C’est sur la promesse de découvrir Fudafudak, « l’endroit qui scintille » dans la langue des aborigène Amis, que la bédéiste taïwanaise Lin Li-chin (林莉菁) a décidé de séjourner en 2014 à Dulan, dans les environs de Taitung, sur la côte sud-est de Taïwan. Cette expérience initiatique fournit le propos de cet album publié aux Editions çà et là et dont le thème central est la vie des populations autochtones formosanes. Au seuil de l’ouvrage, à travers l’étreinte onirique entre le visage d’une femme autochtone et le relief de la côte pacifique figurant sur la couverture, la même promesse de découvertes scintillantes est faite au lecteur. Elle sera tenue.

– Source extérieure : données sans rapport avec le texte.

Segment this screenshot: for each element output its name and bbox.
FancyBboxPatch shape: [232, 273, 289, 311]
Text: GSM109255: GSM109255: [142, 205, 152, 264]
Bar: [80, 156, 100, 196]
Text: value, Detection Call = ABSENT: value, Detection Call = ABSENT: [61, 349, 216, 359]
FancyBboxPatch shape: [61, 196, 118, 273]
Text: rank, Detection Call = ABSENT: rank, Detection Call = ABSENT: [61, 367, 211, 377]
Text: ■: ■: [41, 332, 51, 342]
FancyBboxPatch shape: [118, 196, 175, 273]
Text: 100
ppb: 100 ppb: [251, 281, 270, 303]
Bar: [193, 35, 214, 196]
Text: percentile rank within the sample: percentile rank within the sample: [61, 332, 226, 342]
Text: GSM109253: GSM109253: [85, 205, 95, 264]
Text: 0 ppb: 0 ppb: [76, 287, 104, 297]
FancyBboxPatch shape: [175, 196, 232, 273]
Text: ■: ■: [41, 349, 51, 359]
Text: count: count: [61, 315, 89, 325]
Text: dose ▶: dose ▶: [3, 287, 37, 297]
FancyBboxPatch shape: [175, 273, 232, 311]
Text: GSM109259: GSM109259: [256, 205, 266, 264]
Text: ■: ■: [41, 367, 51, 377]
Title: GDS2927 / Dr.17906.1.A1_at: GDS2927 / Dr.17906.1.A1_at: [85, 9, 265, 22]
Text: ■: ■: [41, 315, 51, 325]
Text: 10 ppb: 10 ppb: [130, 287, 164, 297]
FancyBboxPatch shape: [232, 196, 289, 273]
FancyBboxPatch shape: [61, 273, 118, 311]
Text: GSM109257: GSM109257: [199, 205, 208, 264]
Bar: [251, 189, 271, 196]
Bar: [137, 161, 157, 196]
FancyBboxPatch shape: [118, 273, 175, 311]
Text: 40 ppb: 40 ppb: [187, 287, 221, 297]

Dès le premier chapitre de Fudafudak, Lin Li-chin règle son compte au mythe de Wou-Fong, longtemps symbole de l’action « civilisatrice » des Hans envers les « barbares » autochtones. On retrouve ainsi d’emblée la critique des manuels scolaires en cours à Taïwan avant la réforme des programmes des années 2000, déjà largement développée dans le précédent album de l’auteur, Formose. Mais cette entrée en matière permet aussi à l’auteur de mettre en scène sa rencontre avec un Taïwan qui lui était jusqu’alors relativement inconnu : la vie rurale des communautés aborigènes du sud-est de l’île. C’est Hsiao-Ching, une amie taïwanaise (non autochtone) installée sur place qui sert de guide à l’auteur, laquelle joue le même rôle vis-à-vis du lecteur.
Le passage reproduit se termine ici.